In the first place, it’s not up to bureaucrats within the government, the CAS, or the UN to decide whether parents can
spank their children or not. It’s up to the parents! Or are we now living in an era where the state can claim our
children as their human capital and the family has been relegated to the lowly position of simply the provider of that
From most reports, it becomes obvious that CAS and anti-spanking “experts” don’t differentiate between spanking a
child as a disciplinary measure and hitting a child in anger. Nor do these people consider what makes the difference
between an orderly society and a violent one.
In Switzerland, where I grew up, spanking has always been considered part of the disciplinary arsenal parents have for
bringing up children in decent fashion. It was a punishment reserved for very specific, and usually, repeated offences
(lying, stealing, swearing, bullying, vandalism, and reprehensible behaviour qualified). It was meted out sparingly and
never in haste, anger, or without explanation. The punishment was always preceded with a lecture on character,
decorum, and the detrimental effects the offending deed could have on the good name of the family. After the
formality of the spanking, the offender was usually ostracized and held incommunicado for the rest of the day and,
depending on the severity of the misdemeanor, sent to bed without supper. The spanking was administered by laying
on vigorously, across the bare backside, with a small bundle of birch switches. This formidable weapon was called
“Aunt Greta” and resided behind the main hall mirror in most homes. “Aunt Greta” neither crippled nor maimed, but
few kids ever needed more than one visit from the much respected “Aunt.” Kids requiring more than a couple such
treatments were considered “uncool” by the rest in our juvenile society, and that in itself was usually enough to put
them on the straight and narrow. By the time a child was 10 years-of-age, a plateau of social conduct was usually
reached where the threat of spanking was no longer needed.

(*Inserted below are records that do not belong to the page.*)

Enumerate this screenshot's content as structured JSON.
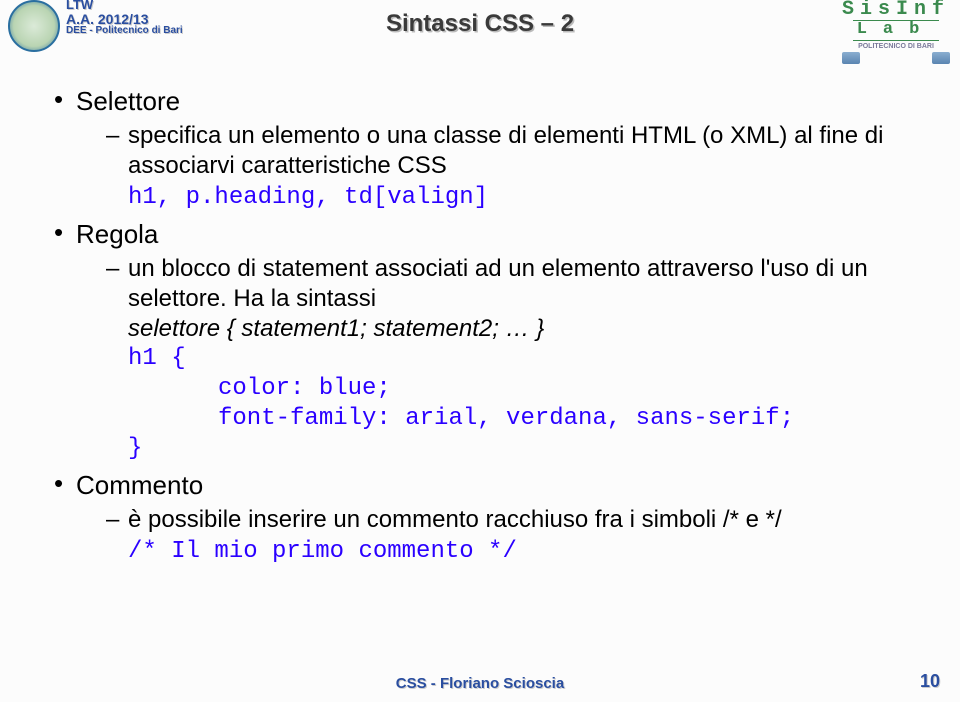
{
  "header": {
    "ltw": "LTW",
    "aa": "A.A. 2012/13",
    "dee": "DEE - Politecnico di Bari",
    "title": "Sintassi CSS – 2",
    "sisinf": "SisInf",
    "lab": "Lab",
    "poli": "POLITECNICO DI BARI"
  },
  "content": {
    "selettore": "Selettore",
    "sel_desc": "specifica un elemento o una classe di elementi HTML (o XML) al fine di associarvi caratteristiche CSS",
    "sel_code": "h1, p.heading, td[valign]",
    "regola": "Regola",
    "reg_desc_a": "un blocco di statement associati ad un elemento attraverso l'uso di un selettore. Ha la sintassi",
    "reg_syntax": "selettore { statement1; statement2; … }",
    "reg_code_l1": "h1 {",
    "reg_code_l2": "color: blue;",
    "reg_code_l3": "font-family: arial, verdana, sans-serif;",
    "reg_code_l4": "}",
    "commento": "Commento",
    "com_desc": "è possibile inserire un commento racchiuso fra i simboli /* e */",
    "com_code": "/* Il mio primo commento */"
  },
  "footer": {
    "text": "CSS - Floriano Scioscia",
    "page": "10"
  }
}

Lately, here in Canada and the U.S., there has been a gathering rumble of debate over corporal punishment within the
home and school. Strangely, the debate has only centered around whether spanking a child should be legal or not and
what it means in terms of human rights, rather than why, when, where, and how such last-resort punishment might
serve a useful purpose.
The governments, bowing to pressure from the U.N. and modern political correctness, want to abolish corporal
punishment. Psychiatrists and psychologists are concocting statistics, among their many other nefarious endeavours, to
point the finger of blame for a host of social maladjustments to the “cruel and unusual” aspects of child-spanking.
Why, when, where, and how spanking of the child may serve a useful purpose is never discussed.
As a father and grandfather, my firm belief and experience is that spanking a child is a measure rarely required when
parents lead by example, with patience, and tender, loving care. However, if it becomes necessary, it is a punishment
that should be meted out with discrete determination: never in anger, at random, or without explanation or good reason.
However, it is not for the government to say whether parents can spank their children or not. Nor is it up to the U.N.
or the psychiatrists and psychologists to tell parents how to raise their offsprings. And the CAS would do well to
concentrate on real child abuse cases, of which there are many–including sexual abuse cases involving children placed
in foster homes by the CAS. The Children’s Aid Society has no moral right to tear a normal family apart simply
because the parents won’t promise not to spank their children.